Even the development tools are straightforward. I know that with Nix I am taking on some responsibility up-front when maintaining my system by making sure that everything is pinned, but a stateful homebrew configuration is so easy - it just works most of the time, and when I have a problem, I can check the version of a package, then update it. Nix might be overkill for a lot of personal computing use cases like web development or Rust where all of the dependencies are so stable - unless you're dependent on a complex web of system APIs and libraries, most technologies 'just work' with the stable libraries you have available on a Unix system. This is true for dev tools, too; git's preinstalled along with a bunch of other good utilities.

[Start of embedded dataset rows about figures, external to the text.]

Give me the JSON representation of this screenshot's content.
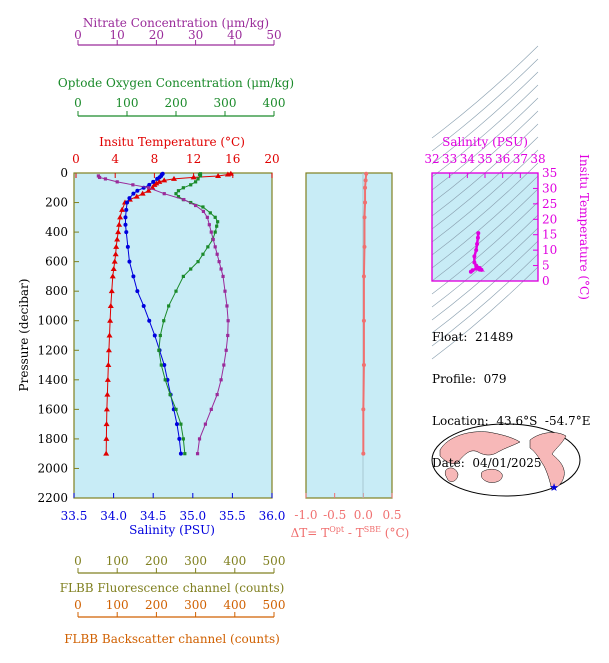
{
  "colors": {
    "nitrate": "#9a2b9a",
    "oxygen": "#1a8a2a",
    "temperature": "#e00000",
    "salinity": "#0000dd",
    "delta": "#f07070",
    "flbb_fluor": "#808020",
    "flbb_back": "#d06000",
    "ts": "#e000e0",
    "plot_bg": "#c8ecf6"
  },
  "axes": {
    "nitrate": {
      "label": "Nitrate Concentration (μm/kg)",
      "ticks": [
        "0",
        "10",
        "20",
        "30",
        "40",
        "50"
      ]
    },
    "oxygen": {
      "label": "Optode Oxygen Concentration (μm/kg)",
      "ticks": [
        "0",
        "100",
        "200",
        "300",
        "400"
      ]
    },
    "temperature": {
      "label": "Insitu Temperature (°C)",
      "ticks": [
        "0",
        "4",
        "8",
        "12",
        "16",
        "20"
      ]
    },
    "pressure": {
      "label": "Pressure (decibar)",
      "ticks": [
        "0",
        "200",
        "400",
        "600",
        "800",
        "1000",
        "1200",
        "1400",
        "1600",
        "1800",
        "2000",
        "2200"
      ]
    },
    "salinity": {
      "label": "Salinity (PSU)",
      "ticks": [
        "33.5",
        "34.0",
        "34.5",
        "35.0",
        "35.5",
        "36.0"
      ]
    },
    "delta": {
      "label": "ΔT= T",
      "sup1": "Opt",
      "mid": " - T",
      "sup2": "SBE",
      "unit": " (°C)",
      "ticks": [
        "-1.0",
        "-0.5",
        "0.0",
        "0.5"
      ]
    },
    "flbb_fluor": {
      "label": "FLBB Fluorescence channel (counts)",
      "ticks": [
        "0",
        "100",
        "200",
        "300",
        "400",
        "500"
      ]
    },
    "flbb_back": {
      "label": "FLBB Backscatter channel (counts)",
      "ticks": [
        "0",
        "100",
        "200",
        "300",
        "400",
        "500"
      ]
    },
    "ts_salinity": {
      "label": "Salinity (PSU)",
      "ticks": [
        "32",
        "33",
        "34",
        "35",
        "36",
        "37",
        "38"
      ]
    },
    "ts_temperature": {
      "label": "Insitu Temperature (°C)",
      "ticks": [
        "0",
        "5",
        "10",
        "15",
        "20",
        "25",
        "30",
        "35"
      ]
    }
  },
  "info": {
    "float": "Float:  21489",
    "profile": "Profile:  079",
    "location": "Location:  43.6°S  -54.7°E",
    "date": "Date:  04/01/2025"
  },
  "chart_data": [
    {
      "type": "line",
      "title": "",
      "ylabel": "Pressure (decibar)",
      "ylim": [
        0,
        2200
      ],
      "y_inverted": true,
      "grid": false,
      "series": [
        {
          "name": "Insitu Temperature (°C)",
          "xlim": [
            0,
            20
          ],
          "points": [
            [
              15.8,
              5
            ],
            [
              15.5,
              10
            ],
            [
              14.5,
              20
            ],
            [
              12,
              30
            ],
            [
              10,
              40
            ],
            [
              9,
              50
            ],
            [
              8.5,
              60
            ],
            [
              8.2,
              70
            ],
            [
              8,
              80
            ],
            [
              7.8,
              100
            ],
            [
              7.4,
              120
            ],
            [
              6.8,
              140
            ],
            [
              6.2,
              160
            ],
            [
              5.5,
              180
            ],
            [
              5,
              200
            ],
            [
              4.7,
              250
            ],
            [
              4.5,
              300
            ],
            [
              4.4,
              350
            ],
            [
              4.3,
              400
            ],
            [
              4.2,
              450
            ],
            [
              4.1,
              500
            ],
            [
              4.05,
              550
            ],
            [
              3.95,
              600
            ],
            [
              3.85,
              650
            ],
            [
              3.75,
              700
            ],
            [
              3.65,
              800
            ],
            [
              3.55,
              900
            ],
            [
              3.48,
              1000
            ],
            [
              3.42,
              1100
            ],
            [
              3.36,
              1200
            ],
            [
              3.3,
              1300
            ],
            [
              3.25,
              1400
            ],
            [
              3.2,
              1500
            ],
            [
              3.15,
              1600
            ],
            [
              3.12,
              1700
            ],
            [
              3.1,
              1800
            ],
            [
              3.08,
              1900
            ]
          ]
        },
        {
          "name": "Salinity (PSU)",
          "xlim": [
            33.5,
            36.0
          ],
          "points": [
            [
              34.62,
              5
            ],
            [
              34.61,
              10
            ],
            [
              34.6,
              20
            ],
            [
              34.58,
              30
            ],
            [
              34.55,
              40
            ],
            [
              34.5,
              60
            ],
            [
              34.45,
              80
            ],
            [
              34.38,
              100
            ],
            [
              34.3,
              120
            ],
            [
              34.25,
              140
            ],
            [
              34.2,
              170
            ],
            [
              34.17,
              200
            ],
            [
              34.16,
              250
            ],
            [
              34.15,
              300
            ],
            [
              34.15,
              350
            ],
            [
              34.16,
              400
            ],
            [
              34.18,
              500
            ],
            [
              34.2,
              600
            ],
            [
              34.25,
              700
            ],
            [
              34.3,
              800
            ],
            [
              34.38,
              900
            ],
            [
              34.45,
              1000
            ],
            [
              34.52,
              1100
            ],
            [
              34.58,
              1200
            ],
            [
              34.64,
              1300
            ],
            [
              34.68,
              1400
            ],
            [
              34.72,
              1500
            ],
            [
              34.76,
              1600
            ],
            [
              34.8,
              1700
            ],
            [
              34.83,
              1800
            ],
            [
              34.85,
              1900
            ]
          ]
        },
        {
          "name": "Optode Oxygen Concentration (μm/kg)",
          "xlim": [
            0,
            400
          ],
          "points": [
            [
              250,
              5
            ],
            [
              248,
              10
            ],
            [
              250,
              20
            ],
            [
              245,
              40
            ],
            [
              240,
              60
            ],
            [
              230,
              80
            ],
            [
              215,
              100
            ],
            [
              205,
              120
            ],
            [
              200,
              140
            ],
            [
              205,
              160
            ],
            [
              215,
              180
            ],
            [
              230,
              200
            ],
            [
              255,
              230
            ],
            [
              270,
              270
            ],
            [
              280,
              300
            ],
            [
              285,
              330
            ],
            [
              283,
              360
            ],
            [
              280,
              400
            ],
            [
              275,
              450
            ],
            [
              265,
              500
            ],
            [
              255,
              550
            ],
            [
              245,
              600
            ],
            [
              230,
              650
            ],
            [
              215,
              700
            ],
            [
              200,
              800
            ],
            [
              185,
              900
            ],
            [
              175,
              1000
            ],
            [
              168,
              1100
            ],
            [
              165,
              1200
            ],
            [
              170,
              1300
            ],
            [
              178,
              1400
            ],
            [
              188,
              1500
            ],
            [
              200,
              1600
            ],
            [
              210,
              1700
            ],
            [
              215,
              1800
            ],
            [
              218,
              1900
            ]
          ]
        },
        {
          "name": "Nitrate Concentration (μm/kg)",
          "xlim": [
            0,
            50
          ],
          "points": [
            [
              5.2,
              20
            ],
            [
              5.5,
              30
            ],
            [
              7,
              40
            ],
            [
              10,
              60
            ],
            [
              14,
              80
            ],
            [
              18,
              100
            ],
            [
              22,
              140
            ],
            [
              27,
              180
            ],
            [
              30,
              220
            ],
            [
              32,
              260
            ],
            [
              33,
              300
            ],
            [
              33.5,
              350
            ],
            [
              34,
              400
            ],
            [
              34.5,
              450
            ],
            [
              35,
              500
            ],
            [
              35.5,
              550
            ],
            [
              36,
              600
            ],
            [
              36.5,
              650
            ],
            [
              37,
              700
            ],
            [
              37.5,
              800
            ],
            [
              38,
              900
            ],
            [
              38.3,
              1000
            ],
            [
              38.2,
              1100
            ],
            [
              37.8,
              1200
            ],
            [
              37.2,
              1300
            ],
            [
              36.5,
              1400
            ],
            [
              35.5,
              1500
            ],
            [
              34,
              1600
            ],
            [
              32.5,
              1700
            ],
            [
              31,
              1800
            ],
            [
              30.5,
              1900
            ]
          ]
        },
        {
          "name": "ΔT",
          "xlim": [
            -1.0,
            0.5
          ],
          "points": [
            [
              0.05,
              5
            ],
            [
              0.04,
              50
            ],
            [
              0.03,
              100
            ],
            [
              0.03,
              200
            ],
            [
              0.02,
              300
            ],
            [
              0.02,
              500
            ],
            [
              0.01,
              700
            ],
            [
              0.01,
              1000
            ],
            [
              0.01,
              1300
            ],
            [
              0.0,
              1600
            ],
            [
              0.0,
              1900
            ]
          ]
        }
      ]
    },
    {
      "type": "scatter",
      "title": "",
      "xlabel": "Salinity (PSU)",
      "ylabel": "Insitu Temperature (°C)",
      "xlim": [
        32,
        38
      ],
      "ylim": [
        0,
        35
      ],
      "points": [
        [
          34.2,
          3
        ],
        [
          34.3,
          3.5
        ],
        [
          34.5,
          4
        ],
        [
          34.7,
          3.7
        ],
        [
          34.8,
          3.6
        ],
        [
          34.7,
          4.2
        ],
        [
          34.5,
          5
        ],
        [
          34.4,
          6
        ],
        [
          34.4,
          8
        ],
        [
          34.5,
          10
        ],
        [
          34.55,
          12
        ],
        [
          34.6,
          14
        ],
        [
          34.62,
          15.5
        ]
      ]
    }
  ]
}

I particularly enjoyed the integration of app installation with web browser plugins. Adding 1password was seamless - an installation took a single click and suddenly I could use the tool everywhere. I wish applications had a hook for this - detecting installation and searching their systems for plugins that they could install. That could make software feel more fluid.
The platform isn't configurable enough, though; I don't think that good defaults really provide the expressive configuration that people who use software should deserve. An application isn't a monolith - it's part of an ecosystem of tools on the computer - and it really is a shame that ** 13:08 Tightly coupling too many tools - using them 'cleverly' - can be really dangerous. This was the status quo for me - trying to craft or discover the simplest and most elegant functional pearl from software, administering lots of rules to do so.
Unfortunately, tightly coupling tools creates rules and semantics - semantics that the tools, individually, don't model. If I add a row to the table, that row shouldn't have unforseen consequences in executable code, for example, unless the row is ill-formed - but if what is ill-formed is not defined by the executable, the user has no way to determine what is correct without assembling all of the infrastructure.